Paula Wallace is a working artist, writer and poet whose studio is located in the
Hot Shops Art Center in Omaha, Nebraska. Wallace’s compassion and sense of wonder are tempered with wry humor and earthy realism – a creative and spiritual vision informed by both childhood farm life and grown-up city dwelling.
Wallace, a graduate of the University of Iowa, enriches her life and art by helping others discover their own creative gifts – be they disabled, gifted, young or old. Her service work as a teaching artist with WhyArts in the Omaha area includes projects with Heartland Family Service, such as Youth Links and the Solomon Girls Center; special education programs through the Omaha public schools; the Intercultural Senior Center; Bemis Center for Contemporary Arts; and Service Learning at the University of Nebraska.

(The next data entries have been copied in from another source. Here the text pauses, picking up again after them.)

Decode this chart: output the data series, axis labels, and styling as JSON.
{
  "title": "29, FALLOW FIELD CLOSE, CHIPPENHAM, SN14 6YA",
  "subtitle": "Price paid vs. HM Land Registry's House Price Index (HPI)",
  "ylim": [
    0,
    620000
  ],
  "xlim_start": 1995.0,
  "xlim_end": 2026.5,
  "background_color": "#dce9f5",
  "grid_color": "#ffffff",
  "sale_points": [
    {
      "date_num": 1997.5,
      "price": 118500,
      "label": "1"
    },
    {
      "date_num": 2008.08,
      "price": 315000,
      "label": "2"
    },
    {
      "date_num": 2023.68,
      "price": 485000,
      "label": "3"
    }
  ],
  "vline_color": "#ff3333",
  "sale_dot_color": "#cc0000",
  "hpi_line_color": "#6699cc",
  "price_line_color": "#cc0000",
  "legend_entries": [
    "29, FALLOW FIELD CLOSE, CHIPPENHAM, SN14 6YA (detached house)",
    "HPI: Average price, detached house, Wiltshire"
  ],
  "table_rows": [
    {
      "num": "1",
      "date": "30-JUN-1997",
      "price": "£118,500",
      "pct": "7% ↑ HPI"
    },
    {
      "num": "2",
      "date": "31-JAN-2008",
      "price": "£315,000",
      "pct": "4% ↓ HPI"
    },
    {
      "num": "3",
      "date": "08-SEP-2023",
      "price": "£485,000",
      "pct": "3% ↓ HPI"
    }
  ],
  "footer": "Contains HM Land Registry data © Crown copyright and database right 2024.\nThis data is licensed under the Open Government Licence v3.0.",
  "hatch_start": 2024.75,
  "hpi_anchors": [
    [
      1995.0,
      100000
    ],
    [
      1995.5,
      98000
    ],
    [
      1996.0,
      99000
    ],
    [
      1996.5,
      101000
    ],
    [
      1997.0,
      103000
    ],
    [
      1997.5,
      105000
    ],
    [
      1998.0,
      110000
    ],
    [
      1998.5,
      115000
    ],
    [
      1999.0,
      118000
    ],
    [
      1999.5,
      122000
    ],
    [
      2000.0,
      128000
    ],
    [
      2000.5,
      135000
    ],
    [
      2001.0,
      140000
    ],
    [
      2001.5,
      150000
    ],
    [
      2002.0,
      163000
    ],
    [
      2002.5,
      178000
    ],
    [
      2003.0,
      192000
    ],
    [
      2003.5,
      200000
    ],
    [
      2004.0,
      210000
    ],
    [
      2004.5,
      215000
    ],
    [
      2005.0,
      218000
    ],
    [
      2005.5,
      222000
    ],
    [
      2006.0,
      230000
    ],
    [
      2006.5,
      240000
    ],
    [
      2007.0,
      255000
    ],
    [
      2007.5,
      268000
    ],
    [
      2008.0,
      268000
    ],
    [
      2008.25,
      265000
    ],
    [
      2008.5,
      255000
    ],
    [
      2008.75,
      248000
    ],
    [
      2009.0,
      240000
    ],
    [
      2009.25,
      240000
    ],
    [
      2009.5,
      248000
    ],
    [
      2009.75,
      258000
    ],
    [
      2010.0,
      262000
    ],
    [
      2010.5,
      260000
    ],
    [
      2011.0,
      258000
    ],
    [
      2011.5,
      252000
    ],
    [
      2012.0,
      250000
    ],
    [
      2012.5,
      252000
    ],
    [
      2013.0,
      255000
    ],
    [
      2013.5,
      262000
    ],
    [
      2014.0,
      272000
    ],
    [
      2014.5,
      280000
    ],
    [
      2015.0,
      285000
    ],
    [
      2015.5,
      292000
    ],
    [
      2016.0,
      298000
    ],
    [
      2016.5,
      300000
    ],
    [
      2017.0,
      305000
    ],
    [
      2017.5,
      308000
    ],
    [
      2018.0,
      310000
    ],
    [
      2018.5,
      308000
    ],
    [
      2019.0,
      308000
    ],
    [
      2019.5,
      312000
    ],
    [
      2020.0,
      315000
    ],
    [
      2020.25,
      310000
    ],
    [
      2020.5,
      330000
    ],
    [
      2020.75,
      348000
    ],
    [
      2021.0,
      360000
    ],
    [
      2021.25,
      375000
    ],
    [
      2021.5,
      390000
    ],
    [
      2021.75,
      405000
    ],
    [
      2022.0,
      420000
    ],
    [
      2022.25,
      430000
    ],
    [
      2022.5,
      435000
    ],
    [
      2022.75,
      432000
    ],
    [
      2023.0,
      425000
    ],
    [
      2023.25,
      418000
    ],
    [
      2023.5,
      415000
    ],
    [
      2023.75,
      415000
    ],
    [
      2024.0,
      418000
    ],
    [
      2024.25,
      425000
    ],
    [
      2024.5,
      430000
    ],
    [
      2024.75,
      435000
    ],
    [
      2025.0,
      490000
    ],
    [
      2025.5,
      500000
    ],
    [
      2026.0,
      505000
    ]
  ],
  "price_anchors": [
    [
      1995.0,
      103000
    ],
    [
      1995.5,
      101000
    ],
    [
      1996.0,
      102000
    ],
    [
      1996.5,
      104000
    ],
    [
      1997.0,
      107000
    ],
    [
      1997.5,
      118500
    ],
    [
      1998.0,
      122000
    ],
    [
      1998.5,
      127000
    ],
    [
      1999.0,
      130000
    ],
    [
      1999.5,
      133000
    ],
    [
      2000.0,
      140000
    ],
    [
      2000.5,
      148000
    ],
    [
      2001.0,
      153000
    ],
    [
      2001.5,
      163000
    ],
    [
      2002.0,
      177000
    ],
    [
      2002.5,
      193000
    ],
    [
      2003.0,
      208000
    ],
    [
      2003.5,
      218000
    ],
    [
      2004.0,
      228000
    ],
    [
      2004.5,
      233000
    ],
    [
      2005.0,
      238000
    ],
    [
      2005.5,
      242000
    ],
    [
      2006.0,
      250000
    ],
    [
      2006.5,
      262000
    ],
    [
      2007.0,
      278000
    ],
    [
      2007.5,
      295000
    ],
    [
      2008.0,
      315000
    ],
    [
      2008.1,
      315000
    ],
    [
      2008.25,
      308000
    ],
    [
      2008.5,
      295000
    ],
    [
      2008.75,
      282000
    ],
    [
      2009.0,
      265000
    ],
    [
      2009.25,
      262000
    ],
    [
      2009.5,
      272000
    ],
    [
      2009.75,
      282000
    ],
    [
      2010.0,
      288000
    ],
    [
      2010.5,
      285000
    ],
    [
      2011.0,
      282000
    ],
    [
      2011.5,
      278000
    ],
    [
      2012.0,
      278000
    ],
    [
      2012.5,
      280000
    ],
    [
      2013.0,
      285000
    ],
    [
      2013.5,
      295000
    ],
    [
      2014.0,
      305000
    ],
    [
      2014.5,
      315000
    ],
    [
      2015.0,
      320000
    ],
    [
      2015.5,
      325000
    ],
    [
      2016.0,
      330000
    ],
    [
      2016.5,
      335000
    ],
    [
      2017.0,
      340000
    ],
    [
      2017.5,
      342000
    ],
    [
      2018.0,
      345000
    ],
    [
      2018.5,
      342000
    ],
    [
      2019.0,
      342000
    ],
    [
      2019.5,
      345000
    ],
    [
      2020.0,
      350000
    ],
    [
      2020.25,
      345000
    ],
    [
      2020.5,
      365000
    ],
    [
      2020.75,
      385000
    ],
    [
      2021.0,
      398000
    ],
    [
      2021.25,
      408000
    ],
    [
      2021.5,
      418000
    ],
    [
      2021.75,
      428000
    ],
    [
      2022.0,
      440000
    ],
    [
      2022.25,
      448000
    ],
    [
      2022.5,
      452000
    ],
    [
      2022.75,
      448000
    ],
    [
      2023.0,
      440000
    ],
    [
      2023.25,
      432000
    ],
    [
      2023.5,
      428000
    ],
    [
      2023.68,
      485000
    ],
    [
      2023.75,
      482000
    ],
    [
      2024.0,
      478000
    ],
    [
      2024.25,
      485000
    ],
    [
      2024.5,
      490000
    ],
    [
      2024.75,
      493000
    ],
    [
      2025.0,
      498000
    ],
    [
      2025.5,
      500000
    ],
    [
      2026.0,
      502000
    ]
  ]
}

Wallace’s work as an illustrator includes Hansel & Gretel for Opera Omaha; African American Pioneers (homesteaders) for Omaha Public Schools African American History e-book series; cover art for Varieties of Personal Theology (David Gortner); Our Journey Together and Home is Our Journey (O’Brien); Nebraska Lawyer magazine; and the 2016-17 Christian Planning Calendar (Church Publishing). Wallace’s work has been used to illustrate musical and dramatic texts for multi-media performances at the University of Minnesota at Duluth, Chicago, Illinois, and Omaha, Nebraska; churches in Nebraska, Iowa, Massachusetts, California, Illinois, Iowa, Missouri and Kansas; and for unique settings such as the Josie Harper Hospice House in Omaha, Nebraska.
Because the artist uses her art to help give voice to others, her range of styles may be representational to whimsical with lush color and an evocative narrative quality. Art is the language of her work: to delight in beauty and to share the human experience are aspects of that language. Wallace believes the artist’s duty is to pay attention to the wonders and possibilities of the world and, in particular, to their own mistakes.